Make marketing Part of Your Digital Transformation Story

The best ideas have to win. And for these ideas to influence decision-makers, they must first reach them.

Moving forward, think of transformation in three ways:

1) IT-led transformations happen when a new technology or application is introduced and gains significant momentum. As with generative AI, all emergent technologies like spatial computing, edge, quantum and beyond will become more prominent and keep forcing businesses to react. Alternatively, businesses can be proactive and track those emergent trends, then thoughtfully plan forward and future-proof the organization.

2) Business-led transformations happen when visionaries paint a picture of the future that executives can embrace, and collectively, decide on a new direction forward. Gapingvoid Culture Design Studio encourages leaders to articulate a future motivating state describes why people will show up every day to work toward a motivating North Star.

3) Business and operating model innovation is motivated by technological change and shifts in employee, customer, and market behaviors. When digital transformation focuses on the relationship between people and technology, organizations can unlock opportunities for value creation and growth. With AI in particular, automation combined with augmentation will optimize and exponentially scale performance.

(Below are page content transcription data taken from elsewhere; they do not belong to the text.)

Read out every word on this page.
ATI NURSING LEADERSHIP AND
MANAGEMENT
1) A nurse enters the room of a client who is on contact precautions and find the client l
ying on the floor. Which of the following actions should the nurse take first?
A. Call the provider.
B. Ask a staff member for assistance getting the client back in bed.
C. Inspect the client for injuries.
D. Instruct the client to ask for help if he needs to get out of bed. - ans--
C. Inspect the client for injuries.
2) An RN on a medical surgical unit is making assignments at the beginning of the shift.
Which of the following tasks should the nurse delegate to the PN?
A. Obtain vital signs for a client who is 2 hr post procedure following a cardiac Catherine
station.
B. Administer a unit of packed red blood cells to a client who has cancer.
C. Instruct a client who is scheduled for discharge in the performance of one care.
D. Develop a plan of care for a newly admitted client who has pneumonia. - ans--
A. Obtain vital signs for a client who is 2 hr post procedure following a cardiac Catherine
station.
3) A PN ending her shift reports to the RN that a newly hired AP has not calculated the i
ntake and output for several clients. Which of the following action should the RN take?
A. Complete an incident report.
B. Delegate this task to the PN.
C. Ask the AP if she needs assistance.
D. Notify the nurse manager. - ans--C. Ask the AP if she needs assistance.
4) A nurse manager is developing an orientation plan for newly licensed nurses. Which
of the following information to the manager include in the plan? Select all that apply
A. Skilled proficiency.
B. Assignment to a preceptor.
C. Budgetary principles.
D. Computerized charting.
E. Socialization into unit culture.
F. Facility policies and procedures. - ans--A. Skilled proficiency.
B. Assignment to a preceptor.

Most executives don’t realize this because they can’t see it. They can’t touch it. They might hear about it, but without a concrete plan, costs, potential ROI, and steps, they can’t prioritize anything different.

Someone’s got to tell that story. And the only way to do that effectively and at scale is to become a marketer for your vision and your work. Especially as CMOs are expected to become more cross-functional and experience-driven roles, those want to lead digital transformation should learn from what CMOs are getting right today to engage customers and employees to engage with their brands.

When you think and act like a marketer, you can weave together a vision and narrative that allows you to tell a bigger story. With an empowered IT leader, the conversation shifts from being a cost-center to a partner across the business to enable growth and unlock new revenue opportunities.

This is not Business as Usual at Scale

The role of IT moving forward must now become a co-creator in digital transformation that powers business transformation. As the saying goes, you cannot solve a problem with the same mind that created it.

Peter Drucker also believed that “innovation is the specific instrument of entrepreneurship.” If there was ever a time for technology leaders to think like startup founders, this is it.

“It [innovation] is the act that endows resources with a new capacity to create wealth,” Drucker observed.

This is the exact time to change the narrative because right now, AI has executive-level attention. The timing makes it a powerful catalyst to change IT’s brand and value proposition and the role you play in defining the next chapter of your organization.

To create a customer, one that chooses to do business with you again and again, is the driving purpose of business. If you focus on value creation, service, and innovation, together with strategic marketing, your work becomes an essential catalyst for transformation and growth.